When I lived in the West Village, I rode my bike everywhere:
To Comerica Park so I could stand between the fence rails, watch the field and hear the game.
Head southwest on Cinco de Mayo to drink tequila and see mariachi bands.
After Belle Isle, a RiverWalk to sit and people sketch.
I would go out late at night and drive downtown. I met other late night drivers occasionally and became known to some as “the purple lady” because I often wore purple pants and my purple coat perched on my light green and pearly white cruiser.
The thing that impressed me most about riding in Detroit was that people met your eyes. Old men on their porches waved or shouted, “Hey, vanilla ice cream!” Children ran and talked to me. Virtually everyone in Roseville would look away. Walking or riding didn’t matter; You’d pretend you’re not there.
Can’t make this up
Once, while driving home, I saw a man getting a blowjob in the parking lot of a store with his back leaning against the street lamp.
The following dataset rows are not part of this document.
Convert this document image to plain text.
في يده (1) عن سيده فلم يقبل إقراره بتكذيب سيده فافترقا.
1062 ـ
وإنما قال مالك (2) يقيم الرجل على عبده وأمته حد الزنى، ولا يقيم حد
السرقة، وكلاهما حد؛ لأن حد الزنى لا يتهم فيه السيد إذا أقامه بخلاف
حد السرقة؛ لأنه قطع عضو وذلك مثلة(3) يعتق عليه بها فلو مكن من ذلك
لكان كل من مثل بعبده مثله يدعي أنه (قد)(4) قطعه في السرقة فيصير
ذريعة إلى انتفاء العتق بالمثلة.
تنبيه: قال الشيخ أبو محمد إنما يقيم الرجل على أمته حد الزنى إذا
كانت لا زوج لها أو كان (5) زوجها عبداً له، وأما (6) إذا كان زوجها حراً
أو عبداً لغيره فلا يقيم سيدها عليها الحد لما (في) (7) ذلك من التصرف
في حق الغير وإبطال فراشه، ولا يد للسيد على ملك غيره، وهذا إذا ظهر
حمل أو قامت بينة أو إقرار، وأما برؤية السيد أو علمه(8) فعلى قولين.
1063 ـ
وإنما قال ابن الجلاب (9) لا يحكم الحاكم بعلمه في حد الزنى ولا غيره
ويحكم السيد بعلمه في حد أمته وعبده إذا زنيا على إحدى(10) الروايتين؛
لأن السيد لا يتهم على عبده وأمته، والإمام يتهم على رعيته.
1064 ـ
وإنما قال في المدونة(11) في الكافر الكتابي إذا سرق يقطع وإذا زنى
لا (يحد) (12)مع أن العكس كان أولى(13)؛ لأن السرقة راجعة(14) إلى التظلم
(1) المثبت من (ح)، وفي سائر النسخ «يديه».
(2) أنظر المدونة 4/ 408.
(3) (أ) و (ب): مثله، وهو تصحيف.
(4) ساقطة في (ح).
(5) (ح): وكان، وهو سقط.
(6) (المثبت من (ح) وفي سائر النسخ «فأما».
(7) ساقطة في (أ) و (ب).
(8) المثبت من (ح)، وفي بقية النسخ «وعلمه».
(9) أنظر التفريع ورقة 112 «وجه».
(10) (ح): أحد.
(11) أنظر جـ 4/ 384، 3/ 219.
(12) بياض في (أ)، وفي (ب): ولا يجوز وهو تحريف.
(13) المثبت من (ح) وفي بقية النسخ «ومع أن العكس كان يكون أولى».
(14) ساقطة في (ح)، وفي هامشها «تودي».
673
I couldn’t help but stare as I drove past. He smiled and waved.
There is a game I played with myself called “Roadkill or Weave?” Pretty self explanatory – if I saw furry debris from a distance I’d guess which it was until I got close enough to confirm it. I am still playing.
After my relationship ended, I looked for a new place and found it impossible to find a place within my price range in any area I wanted. I’m not a roommate, I have two cats and I refused to live in a studio on Prentis so my options were limited.
I ended up in Hamtramck. I felt like I was stepping out and leaving the city I loved. But it was better than moving to the suburbs. In Hamtramck at least, I’m still close to every place I like in Detroit. Rent is affordable, I get more for my money, and can walk to almost anything. It has its own culture, and I enjoy that too. In time I would like to live in the real city again.
So many more anecdotes of city life could be shared. Every Detroit story is different. But that’s what’s cool. For me it is a “small big city”.
Detroit is something special. It has a taste all of its own, and that’s irresistible.